You can query it, back it up, copy it between machines, or load it
into the Node / Go / WASM SDK without converting anything.
## How recall works
`Memory.recall(query)` runs three searches in parallel and merges the
results. Pseudocode:
```python
embedding = embedder.embed(query)
keywords = query_keywords(query) # filtered to content words
vector_messages = SELECT ... FROM messages
ORDER BY vec_distance_cosine(embedding, ?)
LIMIT k_messages
vector_summaries = SELECT ... FROM summaries
ORDER BY vec_distance_cosine(embedding, ?)
LIMIT k_summaries
lexical_messages = SELECT ... FROM messages
WHERE fts_match(content, ?)
ORDER BY bm25_score(content, ?) DESC
LIMIT k_messages -- Phase 8, BM25 over the inverted index
facts = SELECT * FROM facts
WHERE subject LIKE ...
OR predicate LIKE ...
OR object LIKE ...
LIMIT k_facts
```
The vector and lexical message lists are merged in Python (dedupe by
`id`, vector ranking primary) — that's the simplest correct shape for
hybrid retrieval: vector finds conceptual neighbors even with zero
lexical overlap, and BM25 surfaces exact-term matches the vector
embedding might rank too low. See [`docs/fts.md`](../../docs/fts.md)
for the BM25 surface and [`examples/hybrid-retrieval/`](../hybrid-retrieval/)
for an example that fuses both into a single `ORDER BY` arithmetic.
## Embedding-provider tradeoffs
| `hash` (default) | None — stdlib only | No | Bag-of-words approximation only.

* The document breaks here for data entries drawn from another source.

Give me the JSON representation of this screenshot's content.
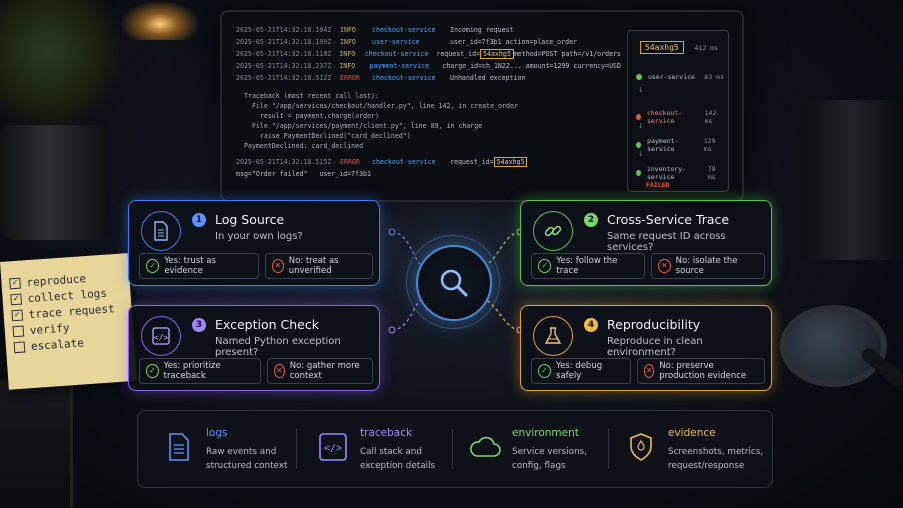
{
  "colors": {
    "blue": "#3f7cf0",
    "green": "#57c34a",
    "purple": "#8a5ff0",
    "orange": "#e3a12f",
    "error": "#e05a3c",
    "highlight": "#e0a22b"
  },
  "sticky_note": {
    "items": [
      {
        "label": "reproduce",
        "checked": true
      },
      {
        "label": "collect logs",
        "checked": true
      },
      {
        "label": "trace request",
        "checked": true
      },
      {
        "label": "verify",
        "checked": false
      },
      {
        "label": "escalate",
        "checked": false
      }
    ]
  },
  "terminal": {
    "log_lines": [
      {
        "ts": "2025-05-21T14:32:18.104Z",
        "level": "INFO",
        "service": "checkout-service",
        "msg": "Incoming request"
      },
      {
        "ts": "2025-05-21T14:32:18.109Z",
        "level": "INFO",
        "service": "user-service",
        "msg": "user_id=7f3b1  action=place_order"
      },
      {
        "ts": "2025-05-21T14:32:18.118Z",
        "level": "INFO",
        "service": "checkout-service",
        "msg_pre": "request_id=",
        "msg_hl": "54axhg5",
        "msg_post": "method=POST path=/v1/orders"
      },
      {
        "ts": "2025-05-21T14:32:18.237Z",
        "level": "INFO",
        "service": "payment-service",
        "msg": "charge_id=ch_1N22...  amount=1299  currency=USD"
      },
      {
        "ts": "2025-05-21T14:32:18.512Z",
        "level": "ERROR",
        "service": "checkout-service",
        "msg": "Unhandled exception"
      }
    ],
    "traceback": [
      "Traceback (most recent call last):",
      "  File \"/app/services/checkout/handler.py\", line 142, in create_order",
      "    result = payment.charge(order)",
      "  File \"/app/services/payment/client.py\", line 89, in charge",
      "    raise PaymentDeclined(\"card_declined\")",
      "PaymentDeclined: card_declined"
    ],
    "final_line": {
      "ts": "2025-05-21T14:32:18.515Z",
      "level": "ERROR",
      "service": "checkout-service",
      "msg_pre": "request_id=",
      "msg_hl": "54axhg5"
    },
    "final_line2": "msg=\"Order failed\"   user_id=7f3b1"
  },
  "trace_panel": {
    "trace_id": "54axhg5",
    "total": "412 ms",
    "nodes": [
      {
        "name": "user-service",
        "time": "63 ms",
        "failed": false
      },
      {
        "name": "checkout-service",
        "time": "142 ms",
        "failed": true
      },
      {
        "name": "payment-service",
        "time": "129 ms",
        "failed": false
      },
      {
        "name": "inventory-service",
        "time": "78 ms",
        "failed": false
      }
    ],
    "status": "FAILED"
  },
  "cards": [
    {
      "num": "1",
      "title": "Log Source",
      "question": "In your own logs?",
      "yes": "Yes: trust as evidence",
      "no": "No: treat as unverified",
      "icon": "document-icon"
    },
    {
      "num": "2",
      "title": "Cross-Service Trace",
      "question": "Same request ID across services?",
      "yes": "Yes: follow the trace",
      "no": "No: isolate the source",
      "icon": "link-icon"
    },
    {
      "num": "3",
      "title": "Exception Check",
      "question": "Named Python exception present?",
      "yes": "Yes: prioritize traceback",
      "no": "No: gather more context",
      "icon": "code-icon"
    },
    {
      "num": "4",
      "title": "Reproducibility",
      "question": "Reproduce in clean environment?",
      "yes": "Yes: debug safely",
      "no": "No: preserve production evidence",
      "icon": "flask-icon"
    }
  ],
  "hub": {
    "icon": "magnifier-icon"
  },
  "legend": [
    {
      "title": "logs",
      "desc1": "Raw events and",
      "desc2": "structured context",
      "color": "#5b92ff",
      "icon": "document-icon"
    },
    {
      "title": "traceback",
      "desc1": "Call stack and",
      "desc2": "exception details",
      "color": "#a585ff",
      "icon": "code-icon"
    },
    {
      "title": "environment",
      "desc1": "Service versions,",
      "desc2": "config, flags",
      "color": "#7ad66b",
      "icon": "cloud-icon"
    },
    {
      "title": "evidence",
      "desc1": "Screenshots, metrics,",
      "desc2": "request/response",
      "color": "#f1bb4b",
      "icon": "shield-icon"
    }
  ]
}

Good enough for the demo, mediocre for real RAG. | Zero. |
| `openai` | `openai` package | `OPENAI_API_KEY` | Excellent. `text-embedding-3-small` constrained to 384 dims. | ~30s install. |
| `local` | `sentence-transformers` (~500 MB with torch) | No | Excellent. `all-MiniLM-L6-v2`, fully offline. | ~5 min install. |
Swap with `--embedder hash | openai | local`. The dimension is fixed
at 384 to match `VECTOR(384)` in the schema; if you need a different
dim, change `DEFAULT_DIM` in `sqlrite_agent/db.py` and start with a
fresh DB.
## Known simplifications
This is an *example*, not a production agent. Things v1 punts on:
- **Memory eviction.** No automatic rolling-window or summarize-and-evict
loop yet — run `/summarize` manually when the conversation grows
unwieldy.
- **Fact extraction.** Six hand-written regex patterns. A real agent
would call the LLM to extract facts so it catches phrasings the
regex misses. Easy upgrade: wrap an LLM call in `facts.extract_facts`.
- **Single-query hybrid.** The agent merges vector hits and BM25 hits
in Python. The engine also supports a single SQL query that fuses
both into one `ORDER BY` arithmetic (`0.5 * bm25_score(...) + 0.5 *
(1.0 - vec_distance_cosine(...))`) — see [`examples/hybrid-retrieval/`](../hybrid-retrieval/).
The merge approach handles conceptual queries with no token overlap;
the single-query approach is tighter when you always want BM25 to
pre-filter. Pick per workload.
- **Concurrency.** The agent assumes single-user single-process. The
engine supports concurrent reads + a single writer via fs2 advisory
locks; running two `sqlrite-agent` processes against the same DB
works, but they won't see each other's in-flight writes until commit.
## Development
```bash
# Tests run fully offline with the hash embedder and echo chat — no
# API keys, no network.
pip install -e '.[dev]'
pytest
```
## Layout
```
examples/python-agent/
├── pyproject.toml # package metadata + pinned sqlrite dep
├── README.md # this file
├── sqlrite_agent/
│ ├── __init__.py
│ ├── __main__.py # python -m sqlrite_agent → cli.main()
│ ├── agent.py # turn loop, prompt assembly, summarization
│ ├── chat.py # LLM provider abstraction (Anthropic / Echo)
│ ├── cli.py # interactive REPL + slash commands
│ ├── db.py # schema, migrations, all SQL
│ ├── embeddings.py # Embedder abstraction (hash / OpenAI / local)
│ ├── facts.py # regex-based fact extractor
│ ├── memory.py # hybrid recall over messages + summaries + facts
│ └── sqlutil.py # safe SQL-literal inlining
└── tests/ # offline pytest suite (31 tests)
```
The agent binds only to the SQLRite Python SDK's documented public
surface (`sqlrite.connect`, `Connection`, `Cursor`). It does not reach
into internals.
## License
MIT — same as the rest of the rust_sqlite repo.